Verba volant…Scriba manent… Faire parler son stylo ou son clavier, c’est s’extérioriser…

Odes à la ronde

Notes musicales

A mes oreilles distraites parvenait une belle musique diffusée à ce moment précis de fatigue sur antenne ; et de suite j’esquissai un sourire. Même chantées en arabe, les paroles je ne les comprenais pas, parce que je ne les écoutais pas. Je savais seulement que c’était dans cette langue de conifères dont les rythmes campagnards ont toujours su vibrer cordes et … âmes.

Le temps n’était pas à l’analyse mais à l’enchantement, et comme ça me venait par le même moyen (par enchantement !), mes sens s’en flattaient.

Je me rappelais la fois où en navette je me laissais bercer par les nouveaux airs estivaux et réalisai que c’était de musique que ma vie semblait être avide. Cette fois aussi, cela faisait longtemps que ça n’a pas dansé chez moi !

Je n’en suis pas insensible, matériellement et immatériellement je suis souvent en humeur dansante.

Je me réveille en musique, très belle de Für Elise, trouve relativement dans certains tubes, que je choisis pour accompagner mes mouvements matinaux des joies, à qui la veille j’avais préféré autre chose, et même au travail, je me suis procurée depuis longtemps un casque audio, qui m’épargne les médisances des collègues, et les fois où je ne le porte que formellement, elles me parviennent atténuées.

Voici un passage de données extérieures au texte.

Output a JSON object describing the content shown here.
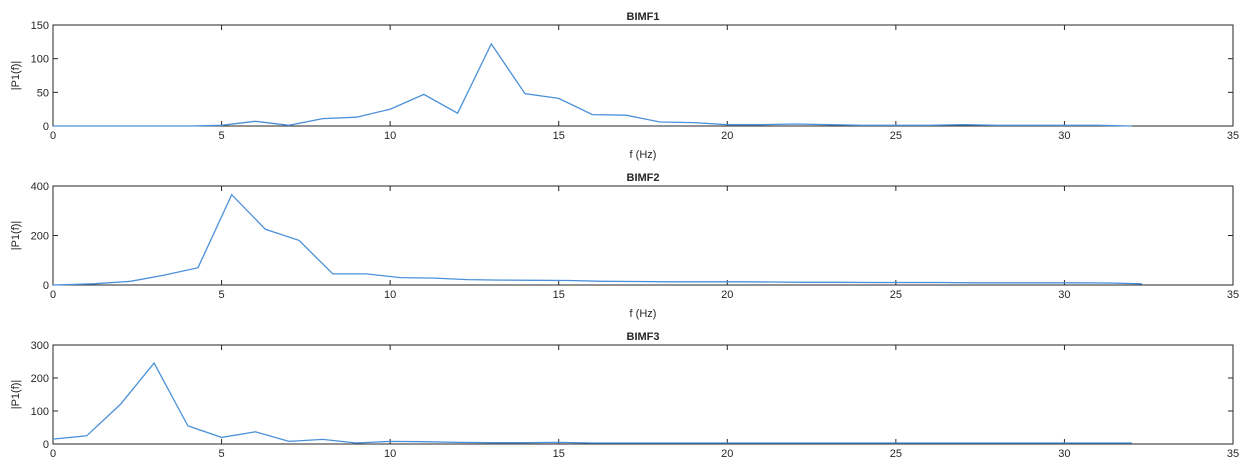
{
  "chart_data": [
    {
      "type": "line",
      "title": "BIMF1",
      "xlabel": "f (Hz)",
      "ylabel": "|P1(f)|",
      "xlim": [
        0,
        35
      ],
      "ylim": [
        0,
        150
      ],
      "xticks": [
        0,
        5,
        10,
        15,
        20,
        25,
        30,
        35
      ],
      "yticks": [
        0,
        50,
        100,
        150
      ],
      "grid": false,
      "series": [
        {
          "color": "#4a90d9",
          "x": [
            0,
            1,
            2,
            3,
            4,
            5,
            6,
            7,
            8,
            9,
            10,
            11,
            12,
            13,
            14,
            15,
            16,
            17,
            18,
            19,
            20,
            21,
            22,
            23,
            24,
            25,
            26,
            27,
            28,
            29,
            30,
            31,
            32
          ],
          "y": [
            0,
            0,
            0,
            0,
            0,
            1,
            7,
            1,
            11,
            13,
            25,
            47,
            19,
            122,
            48,
            41,
            17,
            16,
            6,
            5,
            2,
            2,
            3,
            2,
            1,
            1,
            1,
            2,
            1,
            1,
            1,
            1,
            0
          ]
        }
      ]
    },
    {
      "type": "line",
      "title": "BIMF2",
      "xlabel": "f (Hz)",
      "ylabel": "|P1(f)|",
      "xlim": [
        0,
        35
      ],
      "ylim": [
        0,
        400
      ],
      "xticks": [
        0,
        5,
        10,
        15,
        20,
        25,
        30,
        35
      ],
      "yticks": [
        0,
        200,
        400
      ],
      "grid": false,
      "series": [
        {
          "color": "#4a90d9",
          "x": [
            0,
            1.2,
            2.3,
            3.3,
            4.3,
            5.3,
            6.3,
            7.3,
            8.3,
            9.3,
            10.3,
            11.3,
            12.3,
            13.3,
            14.3,
            15.3,
            16.3,
            17.3,
            18.3,
            19.3,
            20.3,
            21.3,
            22.3,
            23.3,
            24.3,
            25.3,
            26.3,
            27.3,
            28.3,
            29.3,
            30.3,
            31.3,
            32.3
          ],
          "y": [
            0,
            5,
            15,
            40,
            70,
            365,
            225,
            180,
            45,
            45,
            30,
            28,
            22,
            20,
            19,
            18,
            15,
            14,
            13,
            13,
            13,
            12,
            11,
            11,
            10,
            10,
            10,
            9,
            9,
            9,
            9,
            8,
            5
          ]
        }
      ]
    },
    {
      "type": "line",
      "title": "BIMF3",
      "xlabel": "",
      "ylabel": "|P1(f)|",
      "xlim": [
        0,
        35
      ],
      "ylim": [
        0,
        300
      ],
      "xticks": [
        0,
        5,
        10,
        15,
        20,
        25,
        30,
        35
      ],
      "yticks": [
        0,
        100,
        200,
        300
      ],
      "grid": false,
      "series": [
        {
          "color": "#4a90d9",
          "x": [
            0,
            1,
            2,
            3,
            4,
            5,
            6,
            7,
            8,
            9,
            10,
            11,
            12,
            13,
            14,
            15,
            16,
            17,
            18,
            19,
            20,
            21,
            22,
            23,
            24,
            25,
            26,
            27,
            28,
            29,
            30,
            31,
            32
          ],
          "y": [
            15,
            25,
            120,
            245,
            55,
            20,
            37,
            8,
            14,
            3,
            8,
            7,
            5,
            4,
            4,
            5,
            3,
            3,
            3,
            3,
            3,
            3,
            3,
            3,
            3,
            3,
            3,
            3,
            3,
            3,
            3,
            3,
            3
          ]
        }
      ]
    }
  ]
}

Ma voix est tout aussi mélodieuse, mais je ne chante pas : j’épargne à mes proches aigus et m’épargne humiliation publique !! Je viens seulement de cet endroit où on parle en rimant et laisse ma voix de femme Poisson garantir cette authenticité qu’on lui attribue (Vous pouvez confirmer par un D’accord ou un Parfaitement d’accord !!)

Aux bords de ce large fleuve de croisière, on disait qu’entre deux dancings prenait place un troisième. Sachant ensorceler le public en frétillant membres et ventre, l’en persuader par le verbe attire pareillement l’applaudissement d’autres mains hésitantes : une emblématique danseuse égyptienne fière de son art disait que c’est ce qu’il y avait de plus sacré au monde. Un langage universellement inné, que sans syllabes même les bébés y répondaient sans discordance.

Elle disait vrai ! Dans chaque individu dort encore ce bébé. Qu’il se réveille le matin alors, grandisse le jour et le soir vieux allons faire du lit nocturne une tombe.

La courbe de la vie n’est elle pas vacillante ? En fait, elle danse.